The lateral membranes of arms IV (i.e., the tentacular sheaths) in Chiroteuthis are very large and serve to hold the tentacles when retacted and the base of tententacles when extended. Hunt (1996) has observed Chiroteuthis calyx in laboratory aquaria feeding on brine shrimp. When a brine shrimp ran into the tentacular club, it was grabbed by the suckers and the tentacle retracted up the tentacular sheath until the other arms could grab the prey and pass it to the mouth. The tentacles were then redeployed out the tip of the ventral arms.

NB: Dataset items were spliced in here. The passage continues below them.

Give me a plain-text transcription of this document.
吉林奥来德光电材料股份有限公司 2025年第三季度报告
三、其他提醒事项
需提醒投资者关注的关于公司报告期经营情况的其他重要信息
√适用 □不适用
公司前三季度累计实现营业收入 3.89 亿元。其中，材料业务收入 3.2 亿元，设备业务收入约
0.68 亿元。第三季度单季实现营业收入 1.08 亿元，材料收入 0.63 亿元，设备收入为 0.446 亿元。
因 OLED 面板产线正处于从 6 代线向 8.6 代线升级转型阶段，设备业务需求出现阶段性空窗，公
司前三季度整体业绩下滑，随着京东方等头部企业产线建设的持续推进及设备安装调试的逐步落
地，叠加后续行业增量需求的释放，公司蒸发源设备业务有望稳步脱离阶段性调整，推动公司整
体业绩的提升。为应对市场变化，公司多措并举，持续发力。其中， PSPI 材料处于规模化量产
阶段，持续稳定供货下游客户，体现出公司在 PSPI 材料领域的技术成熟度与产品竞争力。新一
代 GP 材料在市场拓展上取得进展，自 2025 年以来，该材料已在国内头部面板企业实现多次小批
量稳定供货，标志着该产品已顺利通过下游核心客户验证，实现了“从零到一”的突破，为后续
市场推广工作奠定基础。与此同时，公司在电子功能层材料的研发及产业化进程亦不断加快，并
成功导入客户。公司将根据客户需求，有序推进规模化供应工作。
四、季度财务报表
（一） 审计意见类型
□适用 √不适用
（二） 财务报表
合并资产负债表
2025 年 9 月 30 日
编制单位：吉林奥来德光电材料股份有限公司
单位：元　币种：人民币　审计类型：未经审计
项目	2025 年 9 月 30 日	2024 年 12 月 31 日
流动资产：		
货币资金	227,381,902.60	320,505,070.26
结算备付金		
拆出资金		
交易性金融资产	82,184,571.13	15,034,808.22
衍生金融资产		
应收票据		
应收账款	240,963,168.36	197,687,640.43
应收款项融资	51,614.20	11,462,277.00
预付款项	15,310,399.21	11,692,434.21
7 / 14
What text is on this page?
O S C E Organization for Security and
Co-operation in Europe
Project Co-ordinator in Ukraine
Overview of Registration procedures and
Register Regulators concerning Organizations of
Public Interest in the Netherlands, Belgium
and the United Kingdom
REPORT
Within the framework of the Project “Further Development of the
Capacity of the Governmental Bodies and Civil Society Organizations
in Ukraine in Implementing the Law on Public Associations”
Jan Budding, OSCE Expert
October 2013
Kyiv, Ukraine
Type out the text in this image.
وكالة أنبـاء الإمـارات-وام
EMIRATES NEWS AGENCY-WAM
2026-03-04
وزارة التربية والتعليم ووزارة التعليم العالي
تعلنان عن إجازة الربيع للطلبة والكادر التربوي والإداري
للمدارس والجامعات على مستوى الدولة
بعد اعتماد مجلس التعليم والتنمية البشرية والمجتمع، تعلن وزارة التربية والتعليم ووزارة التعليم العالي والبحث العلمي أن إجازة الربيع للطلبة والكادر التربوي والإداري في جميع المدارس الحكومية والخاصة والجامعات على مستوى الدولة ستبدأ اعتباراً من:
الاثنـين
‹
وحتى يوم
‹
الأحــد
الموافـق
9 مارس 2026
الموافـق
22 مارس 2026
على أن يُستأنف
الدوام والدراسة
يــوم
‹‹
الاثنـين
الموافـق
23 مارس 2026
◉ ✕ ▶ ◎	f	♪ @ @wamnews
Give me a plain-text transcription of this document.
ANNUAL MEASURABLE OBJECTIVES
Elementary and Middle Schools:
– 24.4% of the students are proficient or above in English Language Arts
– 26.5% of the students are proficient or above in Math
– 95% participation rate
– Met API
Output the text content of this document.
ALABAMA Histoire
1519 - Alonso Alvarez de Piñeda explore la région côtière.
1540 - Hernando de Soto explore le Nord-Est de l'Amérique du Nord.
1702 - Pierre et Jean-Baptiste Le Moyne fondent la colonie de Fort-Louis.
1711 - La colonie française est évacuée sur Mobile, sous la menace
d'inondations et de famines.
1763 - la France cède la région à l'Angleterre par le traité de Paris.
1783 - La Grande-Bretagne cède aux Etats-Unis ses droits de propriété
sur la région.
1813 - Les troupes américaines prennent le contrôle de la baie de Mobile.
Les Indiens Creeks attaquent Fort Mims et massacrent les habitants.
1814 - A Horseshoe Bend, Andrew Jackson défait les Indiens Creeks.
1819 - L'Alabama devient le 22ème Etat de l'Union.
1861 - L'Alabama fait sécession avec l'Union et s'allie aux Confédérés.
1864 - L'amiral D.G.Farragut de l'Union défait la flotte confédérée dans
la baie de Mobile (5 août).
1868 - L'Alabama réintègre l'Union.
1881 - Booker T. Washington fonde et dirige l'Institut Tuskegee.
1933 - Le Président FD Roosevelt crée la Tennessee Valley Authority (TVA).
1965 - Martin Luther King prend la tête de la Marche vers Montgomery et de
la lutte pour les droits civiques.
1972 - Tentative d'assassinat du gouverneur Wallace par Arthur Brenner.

Figure. Chiroteuthis veranyi in a shipboard aquarium. A - Enlargement of Fig. B showing the tentacle being held by the sheath. Note the club at the distal end. The base of the tentacle lies outside the sheath presumably due to the abnormal conditions within the aquarium. Note also the numerous pad-like photophores on the tentacular stalk. B - Low magnification of Fig. A to show general orientation. C - The same squid with the tentacle neatly enclosed in the sheath. Photographs by Ron Gilmer, courtesy of Rich Harbison.
Figure. A young Chiroteuthis picteti in a shipboard aquarium. The delicate nature of the partially retracted but disloged tentacles is apparent and they might easily become entangled width one another. This suggests why the large tentacular sheaths are needed in this genus (i.e., to control the dangling tentacles and keep them separated). Photograph by R. Young.